Oklahoma is derived from the Choctaw Indian words "okla" meaning people and "humma" meaning red. Oklahoma is my home. Tinctoria is Latin, meaning to dye or color things; this is my work.

16 June 2010

Seed to Skein 2010 Dye Garden Project, Part IV

Seed Starting Frame/Growth Stages, 2010.

Part IV: Transplanting and Root Systems
Once the true leaf has developed (after the cotyledons), the small plants can be transplanted directly into garden ground or potted up individually into 4” garden pots. The main advantage to starting multiple dye plant seeds in a single 4” pot is the ability to clearly identify the dye plant sprouts as they emerge. Several factors determine direct ground or continue in pots: Is the garden bed ready? Has the last frost date passed? How sensitive is the plant? Does it have a better chance of survival if it is able to grow a bit bigger and stronger, developing a stronger root system before being transplanted directly into the soil.

Layout Rubia Tinctoria, 2010.

Transplanted Dahlia, 2010.

Transplanting time is an overwhelming process. There are many decisions to make. I find planting choices to begin methodically and end intuitively. Some seedlings are not the least bit bothered by division or transplanting while others go into shock for a of couple days but find the strength and determination to recover. Some plants simply do not like to be moved and may continue to struggle or perhaps die. Often the weather during the time of the transplanting can play a major factor in the outcome for sensitive plants. Many results are predictable, but some are surprises or simply the “lay of the land” when learning to garden or getting to know new plant species. These characteristics are important to recognize and to respect in each garden and for each plant species. Think of people being moved... sometimes we take it well, sometimes we don’t. Plants are no different. And, like people, they like to have a good drink once they have been moved. Ideal moving days for plants are when it is cool and wet.

Isatis tinctoria
being thinning, 2010.

When seeds are directly sown into the garden soil they most likely will need to be thinned because they germinated too closely to one another. Woad, Isatis tinctoria, was the only plant I direct seeded this year. Weld, Reseda luteola, one of the slower dye plants to germinate, is usually recommended for direct sowing, but I was concerned about not being able to identify the seedling, so I planted them in a 4” pot that went into the seed-starting frame.

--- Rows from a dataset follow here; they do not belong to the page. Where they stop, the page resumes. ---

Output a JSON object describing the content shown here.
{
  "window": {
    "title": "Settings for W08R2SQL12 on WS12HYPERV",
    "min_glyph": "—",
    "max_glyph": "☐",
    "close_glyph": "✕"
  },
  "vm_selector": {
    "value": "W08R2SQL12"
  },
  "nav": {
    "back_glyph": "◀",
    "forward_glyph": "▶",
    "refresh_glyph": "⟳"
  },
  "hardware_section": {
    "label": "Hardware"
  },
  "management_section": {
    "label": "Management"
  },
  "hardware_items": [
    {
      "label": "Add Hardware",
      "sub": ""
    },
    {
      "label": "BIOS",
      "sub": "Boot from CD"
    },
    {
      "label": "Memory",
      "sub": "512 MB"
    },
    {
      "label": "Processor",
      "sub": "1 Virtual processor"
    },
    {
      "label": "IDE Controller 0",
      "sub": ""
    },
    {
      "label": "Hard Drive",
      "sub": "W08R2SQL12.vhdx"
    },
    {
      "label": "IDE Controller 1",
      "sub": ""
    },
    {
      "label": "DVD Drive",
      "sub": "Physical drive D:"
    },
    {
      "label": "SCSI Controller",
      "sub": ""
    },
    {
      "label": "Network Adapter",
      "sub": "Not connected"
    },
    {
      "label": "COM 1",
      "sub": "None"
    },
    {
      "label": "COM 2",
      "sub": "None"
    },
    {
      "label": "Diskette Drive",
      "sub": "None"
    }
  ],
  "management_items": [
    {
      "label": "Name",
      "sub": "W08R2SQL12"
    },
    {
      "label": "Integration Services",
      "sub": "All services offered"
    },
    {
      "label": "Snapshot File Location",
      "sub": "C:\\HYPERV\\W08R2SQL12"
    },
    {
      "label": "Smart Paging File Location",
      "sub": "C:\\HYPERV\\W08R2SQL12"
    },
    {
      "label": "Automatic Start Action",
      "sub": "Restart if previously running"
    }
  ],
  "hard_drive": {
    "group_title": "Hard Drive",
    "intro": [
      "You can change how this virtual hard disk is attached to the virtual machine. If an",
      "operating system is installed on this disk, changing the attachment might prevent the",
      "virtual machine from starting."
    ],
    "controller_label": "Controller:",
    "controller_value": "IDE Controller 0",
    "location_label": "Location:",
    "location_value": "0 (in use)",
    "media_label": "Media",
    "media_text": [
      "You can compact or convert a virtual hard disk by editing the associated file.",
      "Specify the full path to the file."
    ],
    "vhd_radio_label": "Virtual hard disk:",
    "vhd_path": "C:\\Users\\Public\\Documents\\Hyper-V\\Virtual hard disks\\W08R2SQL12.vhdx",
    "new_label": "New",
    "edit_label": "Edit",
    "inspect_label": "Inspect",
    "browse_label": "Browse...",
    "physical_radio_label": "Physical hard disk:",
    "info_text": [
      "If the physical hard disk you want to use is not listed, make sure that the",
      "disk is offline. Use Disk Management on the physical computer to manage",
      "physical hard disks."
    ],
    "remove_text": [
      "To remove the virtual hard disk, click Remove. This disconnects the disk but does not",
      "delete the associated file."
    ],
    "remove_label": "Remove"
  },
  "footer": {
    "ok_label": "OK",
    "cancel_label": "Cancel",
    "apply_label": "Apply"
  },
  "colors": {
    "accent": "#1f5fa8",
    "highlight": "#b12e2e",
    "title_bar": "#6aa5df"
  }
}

Once the seedlings were ready for division I transplanted about a dozen into a prepared garden bed and I also potted some up into individual 4” pots. Although the Weld needed a couple days to recover from their move, and the cloudy, cool days helped, both methods worked well. Weld will shortly develop a tap root, making transplanting too difficult and traumatic. 

Reseda luteola roots of seedlings, 2010.

Rubia tinctoria
 roots, 2010.

Rubia tinctoria roots,
close up out of 4" pot, 2010.

Roots anchor the plant in the ground, absorb water and nutrients, store carbohydrates, and they are responsible for the primary growth of the plant. There are many different types of roots. Primary root systems are the main root growing downward. Tap roots are characterized by their single large, downward growing root with branch or lateral roots growing off the side of the tap root like a carrot. Fibrous roots are when all the roots are of similar size. Root nodules form with nitrogen-fixing bacteria along the root systems of legumes- Indigofera tinctoria is a good example.

Polygonum tinctorium,
close up out of 4" pot, 2010.

Polygonum tinctorium,
root growth stages, 2010.

Transplanting dye plant seedlings allows for observation of various species’ root systems, exposing root systems rarely seen or not fully exposed until harvest.

Galium verum roots, transplant, 2010.